Feinstein: You made all of this work during the pandemic. How much does quarantined life play into how you're thinking about this work? Has it helped and/or stood in the way of your process?
Richmond-Havel: I pulled my grandfather’s medium-format cameras out in February and took some photos with his Mamiya 645 during mardi gras. As he used the cameras to shoot weddings, I was devising a project to “culturally re-adjust” the lenses on his cameras by doing queer family portraits. It was only two weeks later that quarantine began. I realized that photography was a great artistic practice as opposed to theater or performance art.
Of course COVID-19 has created severe limitations on our work; but, I gotta say, I love creative constraints and creating workable containers within them. The most interesting thing about quarantine, especially the Springtime when the quarantine queens / las sirenas panoramas were made, was that people were starved to create and they were eager.

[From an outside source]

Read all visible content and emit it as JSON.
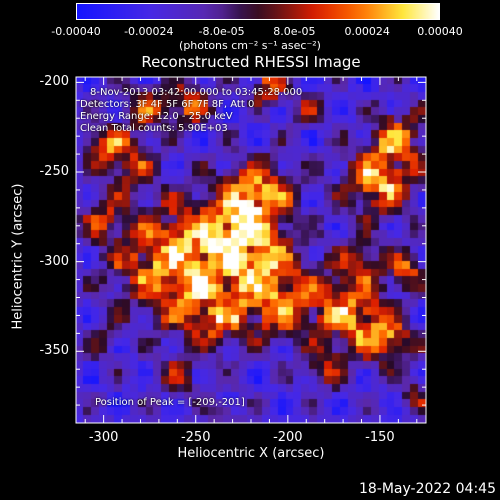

People were saying yes and trusting and it feels incredibly important for me to name some of the people whose work is on display here. Costume designers like Willow Shaughnessy, Darryn Johnson, and House of Calamity. Sage Franz created custom oil paintings, Ashely Hooper made a life-size mermaid mosaic, my lighting designing collaborator Alex Hennen Payne. My mentor Jeff Becker who graciously lent us his studio. My now dear friend Morgan Landry, who showed up one afternoon and came back every single day. All these people remind me that the spirit of truly fulfilling art is collaboration.